La radiologia interventistica è sempre più utilizzata per il trattamento dei tumori, dal fegato ai polmoni, dai reni alle ossa. Questa tecnica può essere una preziosa opzione terapeutica aggiuntiva, affiancando la chirurgia e le terapie tradizionali come chemioterapia e radioterapia, con l’obiettivo di curare il tumore e migliorare la qualità di vita del paziente.
I trattamenti vengono effettuati senza ricorrere a un intervento chirurgico, con anestesia locale e lieve sedazione. La durata media del ricovero è di appena 2–3 giorni e queste procedure si sono dimostrate sicure, senza complicanze rilevanti. Una combinazione che amplia le possibilità di cura anche nei casi più complessi.
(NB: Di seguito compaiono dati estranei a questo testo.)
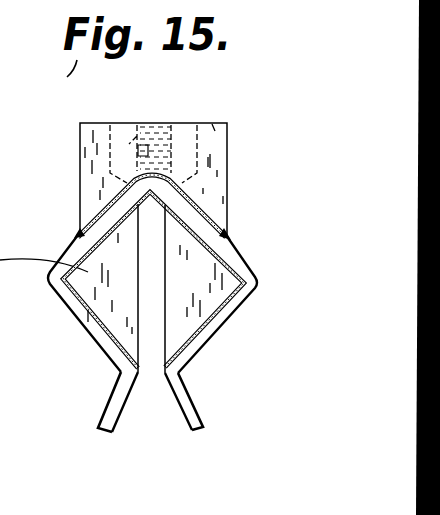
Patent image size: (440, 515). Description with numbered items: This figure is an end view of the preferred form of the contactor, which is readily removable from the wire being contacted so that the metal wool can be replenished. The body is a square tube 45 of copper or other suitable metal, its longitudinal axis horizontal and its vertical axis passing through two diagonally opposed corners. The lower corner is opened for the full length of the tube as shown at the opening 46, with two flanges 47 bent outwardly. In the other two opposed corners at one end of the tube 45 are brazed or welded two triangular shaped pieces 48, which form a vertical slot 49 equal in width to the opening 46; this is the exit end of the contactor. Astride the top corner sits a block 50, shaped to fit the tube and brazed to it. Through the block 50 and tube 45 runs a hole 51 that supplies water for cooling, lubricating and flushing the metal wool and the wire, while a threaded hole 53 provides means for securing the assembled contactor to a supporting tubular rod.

I risultati sono stati pubblicati su riviste scientifiche e presentati in congressi internazionali.
Infine, una sessione di MIOLive 2026 sarà dedicata a un simposio congiunto con la Cardiovascular and Interventional Radiological Society of Europe (CIRSE), nell’ambito del quale si parlerà di registri europei, ossia di raccolte di casistiche, fondamentali per la validazione e la definizione di sicurezza, efficacia ed indicazione delle procedure di radiologia interventistica oncologica.